The students who write me for advice about going to grad school often have a unique challenge: they've already been infected with the "interdisciplinary" bug. My own work tends to range across disciplinary boundaries: from philosophy to theology to literature to social science. Those students who have a wide-ranging curiosity, and aren't easily content to simply burrow deep into one discipline or subdiscipline, often ask about "interdisciplinary" graduate programs. Indeed, many of my favorite students have struggles deciding whether to apply to doctoral programs in philosophy, theology, or literature.
But here's another "I-hate-to-break-it-to-you" reality: disciplines remain the gatekeepers of the academic world. While there's all sorts of interesting inter-, multi-, and cross-disciplinary work now happening in the academy, you earn the right to do that work by first proving your mettle within the rigors of a discipline. Training in a discipline is a discipline--an apprenticeship and a formation, an inculcation into a community of scholarship (this is actually described quite well in Kuhn's Structures of Scientific Revolutions). It is within a discipline that you learn to dot your i's and cross your t's. Even if ultimately your interests spill over the boundaries of a discipline, you need to take a sort of vow of chastity and restrain yourself from such experimentation in order to earn your stripes within a discipline. While there are a few "interdisciplinary" programs, it's too easy to emerge from them without this sort of discplined rigor--which is why it also tends to be difficult for graduates of such programs to find jobs. They fall between the cracks.
This is because of the other reason that disciplines remain academic gatekeepers: teaching. At the end of the day, you're going to be hired into a department. (There are a very few exceptions to this rule, but they're so few and far between that you should ignore them.) You're going to make your home in a disciplinary corner of the college or university, even if they might grant you license to roam from there a bit. While you might be permitted, even encouraged, to cross disciplinary boundaries in your research and writing, your "day job," so to speak, is going to be teaching. And the courses you teach are usually going to have a prefix: PHIL 200, THEO 101, ENGL 338, REL 100, etc.
So as you're contemplating which disciplinary portal you should pass through, ask yourself this question: Which 101 course would I be most happy teaching?
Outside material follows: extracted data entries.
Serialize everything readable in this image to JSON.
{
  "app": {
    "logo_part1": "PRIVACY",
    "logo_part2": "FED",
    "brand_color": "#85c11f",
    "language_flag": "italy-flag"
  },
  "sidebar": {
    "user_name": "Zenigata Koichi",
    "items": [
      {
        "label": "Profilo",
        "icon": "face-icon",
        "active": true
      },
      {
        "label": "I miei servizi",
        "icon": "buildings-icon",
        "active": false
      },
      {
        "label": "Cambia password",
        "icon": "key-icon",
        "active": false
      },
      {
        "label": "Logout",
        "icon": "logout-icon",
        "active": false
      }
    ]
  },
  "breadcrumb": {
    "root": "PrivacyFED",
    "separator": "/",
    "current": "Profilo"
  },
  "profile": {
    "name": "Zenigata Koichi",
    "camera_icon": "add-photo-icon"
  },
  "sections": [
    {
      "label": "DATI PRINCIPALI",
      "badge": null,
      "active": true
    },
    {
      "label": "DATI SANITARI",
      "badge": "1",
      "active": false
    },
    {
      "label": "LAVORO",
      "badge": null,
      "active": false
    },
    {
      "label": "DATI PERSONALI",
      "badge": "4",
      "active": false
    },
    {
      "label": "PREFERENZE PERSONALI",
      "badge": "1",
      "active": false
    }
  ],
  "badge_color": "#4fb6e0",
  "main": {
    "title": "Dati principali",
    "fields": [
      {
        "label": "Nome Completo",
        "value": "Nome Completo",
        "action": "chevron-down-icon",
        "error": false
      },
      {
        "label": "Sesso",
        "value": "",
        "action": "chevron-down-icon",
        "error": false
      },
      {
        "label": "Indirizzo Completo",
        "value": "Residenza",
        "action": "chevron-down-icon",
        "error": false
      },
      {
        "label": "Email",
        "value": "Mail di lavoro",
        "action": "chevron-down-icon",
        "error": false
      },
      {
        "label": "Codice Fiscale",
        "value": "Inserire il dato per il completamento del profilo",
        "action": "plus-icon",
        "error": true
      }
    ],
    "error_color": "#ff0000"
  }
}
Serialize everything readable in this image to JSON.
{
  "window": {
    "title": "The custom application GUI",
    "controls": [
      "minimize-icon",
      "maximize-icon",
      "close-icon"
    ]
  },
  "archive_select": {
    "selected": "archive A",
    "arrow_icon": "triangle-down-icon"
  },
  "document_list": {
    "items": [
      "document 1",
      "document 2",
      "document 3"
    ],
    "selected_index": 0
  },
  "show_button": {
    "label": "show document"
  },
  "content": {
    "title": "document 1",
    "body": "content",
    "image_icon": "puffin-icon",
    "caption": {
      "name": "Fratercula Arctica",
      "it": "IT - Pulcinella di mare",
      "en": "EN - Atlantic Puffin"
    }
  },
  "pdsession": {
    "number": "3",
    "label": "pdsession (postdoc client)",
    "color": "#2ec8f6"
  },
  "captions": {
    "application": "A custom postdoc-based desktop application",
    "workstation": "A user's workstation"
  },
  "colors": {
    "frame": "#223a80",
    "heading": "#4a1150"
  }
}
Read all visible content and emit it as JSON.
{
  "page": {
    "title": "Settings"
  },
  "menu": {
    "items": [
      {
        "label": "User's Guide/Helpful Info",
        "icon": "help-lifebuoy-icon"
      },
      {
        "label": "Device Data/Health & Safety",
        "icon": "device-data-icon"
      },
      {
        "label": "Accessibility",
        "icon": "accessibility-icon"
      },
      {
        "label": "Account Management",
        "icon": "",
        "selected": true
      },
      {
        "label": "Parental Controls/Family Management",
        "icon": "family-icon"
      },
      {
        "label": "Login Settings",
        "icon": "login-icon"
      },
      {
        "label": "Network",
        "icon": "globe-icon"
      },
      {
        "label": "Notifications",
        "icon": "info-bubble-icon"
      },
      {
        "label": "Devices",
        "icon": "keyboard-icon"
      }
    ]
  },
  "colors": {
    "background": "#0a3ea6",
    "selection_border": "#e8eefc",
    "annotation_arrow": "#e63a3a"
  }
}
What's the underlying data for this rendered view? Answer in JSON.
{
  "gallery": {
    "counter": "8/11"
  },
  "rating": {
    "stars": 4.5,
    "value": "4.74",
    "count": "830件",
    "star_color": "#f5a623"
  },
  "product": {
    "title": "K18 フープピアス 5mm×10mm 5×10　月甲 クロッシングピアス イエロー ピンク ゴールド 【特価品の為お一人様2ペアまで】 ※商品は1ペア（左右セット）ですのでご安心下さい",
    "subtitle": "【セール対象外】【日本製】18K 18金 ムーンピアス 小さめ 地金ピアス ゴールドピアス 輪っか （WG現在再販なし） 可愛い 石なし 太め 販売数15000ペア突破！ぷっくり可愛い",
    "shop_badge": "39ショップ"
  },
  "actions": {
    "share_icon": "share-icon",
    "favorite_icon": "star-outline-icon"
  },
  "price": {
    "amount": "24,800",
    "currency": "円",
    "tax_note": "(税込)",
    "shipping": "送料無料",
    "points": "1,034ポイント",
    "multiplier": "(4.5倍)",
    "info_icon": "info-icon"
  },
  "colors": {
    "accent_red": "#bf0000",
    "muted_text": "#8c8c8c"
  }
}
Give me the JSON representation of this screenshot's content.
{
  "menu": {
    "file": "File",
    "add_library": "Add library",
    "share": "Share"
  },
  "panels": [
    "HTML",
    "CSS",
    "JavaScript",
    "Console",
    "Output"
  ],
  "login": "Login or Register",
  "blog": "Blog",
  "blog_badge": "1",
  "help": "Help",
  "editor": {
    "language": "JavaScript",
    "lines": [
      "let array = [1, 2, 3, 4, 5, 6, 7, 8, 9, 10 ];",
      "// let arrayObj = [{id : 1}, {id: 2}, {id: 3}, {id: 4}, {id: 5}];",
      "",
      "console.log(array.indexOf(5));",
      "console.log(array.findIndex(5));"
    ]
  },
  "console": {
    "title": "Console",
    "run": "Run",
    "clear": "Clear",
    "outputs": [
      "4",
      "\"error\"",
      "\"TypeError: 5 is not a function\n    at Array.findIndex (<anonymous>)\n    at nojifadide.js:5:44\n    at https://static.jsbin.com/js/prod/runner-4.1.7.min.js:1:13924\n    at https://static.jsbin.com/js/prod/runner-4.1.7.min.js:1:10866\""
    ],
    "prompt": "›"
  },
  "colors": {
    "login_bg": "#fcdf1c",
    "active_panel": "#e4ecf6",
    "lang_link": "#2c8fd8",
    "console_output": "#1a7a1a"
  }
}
While you're probably going to be dreaming about all the cool advanced seminars you'll be able to teach with majors, you need to keep in mind that your bread-and-butter is going to be teaching the introductory course in your discipline, the so-called "101" class. While you might find it hard to determine whether you're a philosopher, a theologian, or a literary critic, you do need to decide which introductory class you'd like to spend a lifetime teaching. Is it THEO 101 or PHIL 101 or ENGL 101? Those are very different sorts of courses. You've probably taken all of them. So ask yourself: which of those do I really want to teach? The answer will tell you which sort of graduate programs you should apply to.